Monday, January 11, 2010

Fur coat weather? Depends who's wearing it.

Ok, so now I'm feeling sorry about making fun of Britain flailing about in the snow, because this really is a snowstorm and a half they're suffering through. I have Linton on my iPhone weather, and it keeps showing the snow symbol, plus the temperature seems stuck close either side of zero, night and day. Except when it was -10, that is. Miserable, especially if, as is likely, they're without power too. Same for vast tracts of Europe, and North America, and China.

Tianjin was on the news tonight too - blizzard, harbour iced up, everything at a standstill. It was cold enough when we were there in March...

>>> Old things are still valued in Dalian, however, and on a hill above the city centre I follow a 2000 year-old tradition and fly a kite, helped out in a fickle breeze by passers-by who take this activity seriously. Gazing up at the kite briefly soaring above the giant red and white soccer ball in Labour Park, I don’t notice the snow-melt beneath my feet until my shoes stick fast in the mud, so I’m pleased to encounter the shoe-shine lady later on my way to the Russian Street. This is three pedestrian blocks of incongruous-looking Russian buildings complete with onion-shaped domes, peeling and crumbling in an authentic nineteenth-century manner although most of them are reproduction. Stalls of Babushka dolls and Russian hats are manned by Michelin girls in thick quilted jackets, faces hidden inside hoods, and I marvel that this is spring — how cold must winter be?

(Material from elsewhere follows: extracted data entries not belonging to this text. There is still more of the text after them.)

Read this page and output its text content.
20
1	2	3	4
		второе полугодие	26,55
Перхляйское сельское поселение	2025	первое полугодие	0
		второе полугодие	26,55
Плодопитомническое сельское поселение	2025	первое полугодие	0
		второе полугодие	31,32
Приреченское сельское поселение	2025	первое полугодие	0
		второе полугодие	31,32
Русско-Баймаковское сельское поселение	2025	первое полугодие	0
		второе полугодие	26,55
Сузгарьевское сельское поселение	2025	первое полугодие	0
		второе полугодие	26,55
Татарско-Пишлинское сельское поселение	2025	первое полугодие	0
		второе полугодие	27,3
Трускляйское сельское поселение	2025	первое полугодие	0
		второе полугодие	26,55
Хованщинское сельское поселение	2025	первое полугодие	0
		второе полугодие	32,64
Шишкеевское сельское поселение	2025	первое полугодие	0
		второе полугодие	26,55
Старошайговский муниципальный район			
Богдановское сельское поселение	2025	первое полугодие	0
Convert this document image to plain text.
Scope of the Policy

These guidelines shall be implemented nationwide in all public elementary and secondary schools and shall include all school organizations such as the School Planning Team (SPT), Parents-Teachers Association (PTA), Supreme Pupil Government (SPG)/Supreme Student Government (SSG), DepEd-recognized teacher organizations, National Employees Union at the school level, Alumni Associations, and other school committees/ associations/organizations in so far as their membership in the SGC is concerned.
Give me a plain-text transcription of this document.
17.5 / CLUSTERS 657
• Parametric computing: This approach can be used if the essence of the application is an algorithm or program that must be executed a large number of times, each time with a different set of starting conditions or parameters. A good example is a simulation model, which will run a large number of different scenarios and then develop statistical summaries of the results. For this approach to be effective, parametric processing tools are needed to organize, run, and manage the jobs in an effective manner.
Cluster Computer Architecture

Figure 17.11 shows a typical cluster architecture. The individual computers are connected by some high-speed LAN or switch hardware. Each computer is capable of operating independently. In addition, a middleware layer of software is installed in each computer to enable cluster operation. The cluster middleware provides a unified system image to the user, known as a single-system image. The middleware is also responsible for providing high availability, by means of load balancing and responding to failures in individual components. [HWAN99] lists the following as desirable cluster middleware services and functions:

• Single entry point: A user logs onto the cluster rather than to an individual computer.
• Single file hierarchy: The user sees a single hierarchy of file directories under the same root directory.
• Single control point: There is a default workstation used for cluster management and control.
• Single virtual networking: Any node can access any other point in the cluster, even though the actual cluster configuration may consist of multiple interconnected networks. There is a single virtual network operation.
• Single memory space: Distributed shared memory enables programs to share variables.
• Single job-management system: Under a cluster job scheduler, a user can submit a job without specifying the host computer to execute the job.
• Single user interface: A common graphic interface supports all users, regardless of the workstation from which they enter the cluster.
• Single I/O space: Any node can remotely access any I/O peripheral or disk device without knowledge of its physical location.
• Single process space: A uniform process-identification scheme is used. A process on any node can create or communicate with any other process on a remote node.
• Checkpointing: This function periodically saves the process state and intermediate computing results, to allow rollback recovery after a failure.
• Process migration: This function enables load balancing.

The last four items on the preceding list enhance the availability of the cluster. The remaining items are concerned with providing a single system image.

Docking at Tianjin, Beijing’s port, I get some idea when we’re warned not to go on deck because of the ice. There is an upside, however: not normally known for its clear air, on this freezing March morning China’s capital glows in bright sunshine. The intricate blue and green patterns of the Forbidden City dazzle against the red and gold of the pillars and massive doors; Mao looks benignly from his portrait at the end of Tiananmen Square over guards in green greatcoats, red banners flapping in the sun and crowds of respectful citizens. At the Temple of Heaven doting parents parade muffled-up toddlers with oddly bare bottoms, and old couples push unwieldy loads on trolleys along the crowded, narrow lanes of the hutongs. At the morning dirt market, stalls of Buddha hands, bizarre modern art and an army of porcelain Maos draw crowds of customers; at night, by the lake, couples dance to piped waltz music. I eat deftly-sliced Peking duck, drink tea in a tea house with my little finger crooked, and am intrigued by shiny red kebabs that I can’t identify and am too timid to try...

[Unpub.]

Meanwhile, I got my flight details today to go to Adelaide to see the pandas the weekend after next - furry pandas, from China, in Adelaide, where it was 41 degrees today. Absurd.